この「ヴァリエーション」で印象深いのは、女(大蛇)が最後に炎に包まれた梵鐘に巻きついて男を殺してしまうのは、男に裏切られての復讐、怨念からではなく、女の男に対する深い、悲しい愛がなしたことだ、というコンセプトで、このことは、この物語り全体に新しいイメージを導入しよう。そのコンセプトどうり、佐々木幹郎氏の詩は<愛を表現する>美しい言葉で溢れている。そして、それらの「言葉」は次々と映像的にイメージ変換して私に迫ってきた。私は作曲するにあたってこの変換された「イメージ」を音化、音響化しようと試みた。

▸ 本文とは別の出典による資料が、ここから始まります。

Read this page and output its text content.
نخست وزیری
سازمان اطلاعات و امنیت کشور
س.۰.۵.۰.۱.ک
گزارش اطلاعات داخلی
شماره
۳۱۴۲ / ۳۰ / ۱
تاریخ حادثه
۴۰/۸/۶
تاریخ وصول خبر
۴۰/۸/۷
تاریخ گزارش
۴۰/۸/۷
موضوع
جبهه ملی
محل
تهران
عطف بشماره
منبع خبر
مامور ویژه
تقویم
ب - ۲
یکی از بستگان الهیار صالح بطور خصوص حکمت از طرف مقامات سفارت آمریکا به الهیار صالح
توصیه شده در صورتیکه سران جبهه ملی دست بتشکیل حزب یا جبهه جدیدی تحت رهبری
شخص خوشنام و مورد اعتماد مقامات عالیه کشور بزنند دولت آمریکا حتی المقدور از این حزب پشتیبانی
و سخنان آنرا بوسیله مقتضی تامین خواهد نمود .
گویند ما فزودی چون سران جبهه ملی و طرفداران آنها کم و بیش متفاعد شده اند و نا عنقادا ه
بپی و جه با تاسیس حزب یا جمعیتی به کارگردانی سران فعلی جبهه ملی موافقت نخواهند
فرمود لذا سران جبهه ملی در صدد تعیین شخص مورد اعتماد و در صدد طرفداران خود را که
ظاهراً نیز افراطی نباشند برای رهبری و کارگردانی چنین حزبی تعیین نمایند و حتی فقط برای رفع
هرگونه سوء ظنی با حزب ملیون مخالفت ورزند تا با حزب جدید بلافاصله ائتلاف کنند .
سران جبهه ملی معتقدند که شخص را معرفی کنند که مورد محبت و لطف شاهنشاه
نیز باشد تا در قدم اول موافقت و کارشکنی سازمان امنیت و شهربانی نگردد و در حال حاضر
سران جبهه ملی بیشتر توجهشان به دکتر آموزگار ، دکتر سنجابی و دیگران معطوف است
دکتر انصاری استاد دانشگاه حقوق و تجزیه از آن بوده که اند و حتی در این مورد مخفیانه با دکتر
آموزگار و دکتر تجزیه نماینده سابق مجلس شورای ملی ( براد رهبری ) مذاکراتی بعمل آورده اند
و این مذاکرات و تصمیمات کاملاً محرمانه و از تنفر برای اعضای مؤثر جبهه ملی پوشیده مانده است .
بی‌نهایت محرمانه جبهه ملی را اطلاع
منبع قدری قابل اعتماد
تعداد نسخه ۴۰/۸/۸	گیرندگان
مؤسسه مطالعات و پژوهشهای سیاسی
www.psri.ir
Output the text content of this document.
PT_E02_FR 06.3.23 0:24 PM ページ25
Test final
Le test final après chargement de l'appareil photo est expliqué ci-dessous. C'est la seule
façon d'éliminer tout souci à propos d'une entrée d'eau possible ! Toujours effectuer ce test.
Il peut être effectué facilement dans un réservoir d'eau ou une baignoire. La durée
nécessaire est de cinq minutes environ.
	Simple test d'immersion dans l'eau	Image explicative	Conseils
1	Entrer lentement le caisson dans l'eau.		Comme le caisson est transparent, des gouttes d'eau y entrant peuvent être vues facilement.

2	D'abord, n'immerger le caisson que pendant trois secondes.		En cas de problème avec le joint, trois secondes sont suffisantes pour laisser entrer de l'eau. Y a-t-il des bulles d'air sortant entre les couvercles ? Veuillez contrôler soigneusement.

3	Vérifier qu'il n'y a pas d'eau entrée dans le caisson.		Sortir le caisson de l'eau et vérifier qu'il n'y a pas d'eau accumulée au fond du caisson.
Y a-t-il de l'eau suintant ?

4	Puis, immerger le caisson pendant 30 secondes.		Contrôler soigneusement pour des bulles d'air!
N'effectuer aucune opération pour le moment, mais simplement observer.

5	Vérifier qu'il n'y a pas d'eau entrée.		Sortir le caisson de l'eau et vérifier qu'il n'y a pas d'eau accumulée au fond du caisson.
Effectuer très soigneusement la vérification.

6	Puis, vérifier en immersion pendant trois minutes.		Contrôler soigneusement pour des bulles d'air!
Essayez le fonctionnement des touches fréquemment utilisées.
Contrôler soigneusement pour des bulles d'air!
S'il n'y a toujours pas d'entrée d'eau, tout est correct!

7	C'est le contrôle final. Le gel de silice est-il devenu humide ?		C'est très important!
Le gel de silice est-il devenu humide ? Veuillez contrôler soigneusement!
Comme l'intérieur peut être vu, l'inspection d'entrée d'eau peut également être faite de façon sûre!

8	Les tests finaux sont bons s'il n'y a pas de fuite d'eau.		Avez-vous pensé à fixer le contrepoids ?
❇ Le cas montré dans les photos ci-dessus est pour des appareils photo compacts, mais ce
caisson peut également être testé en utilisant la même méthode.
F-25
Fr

この作品で用いた音素材[Ton-Materialien]、音響要素[Klänge-Elemente]は豊富である。西洋音楽の音要素として50名からなる弦楽オーケストラが用いられ、それに、日本の伝統音楽の横笛 ー龍笛[ryūteki](雅楽の笛)、能管[nohkan](能の笛)ー 、尺八[shakuhachi]、太棹[futozao](文楽の三味線[shamisen])、あるいは日本の民俗芸能にルーツをもつ笛、木質打楽器による音楽、道成寺伝説のわらべ歌として伝承してきた「てまり歌」などが各シーンを彩る。そして、さらにこれらの音楽に、最近日本の金属彫刻家によって開発された非常に特異な音色をもつ打楽器 「Cidelo Ihos」 や、電子的に変音された梵鐘、ピアノ音響などを、西洋/東洋の音要素を音色/音響的に仲介(融合[Verschmelzen])する役割[eine Rolle spielen]として混在させた。

私は、これらの音楽、音響[Ton-Klänge]をもって、古くから日本に伝承されてきた「物語り」を一つのヴァリエーションとして<現代の鏡>に投射する内容をもつ「詩」に対応するものとして作曲し、複合的に音響構成し、統合[Integration]しようと意図した。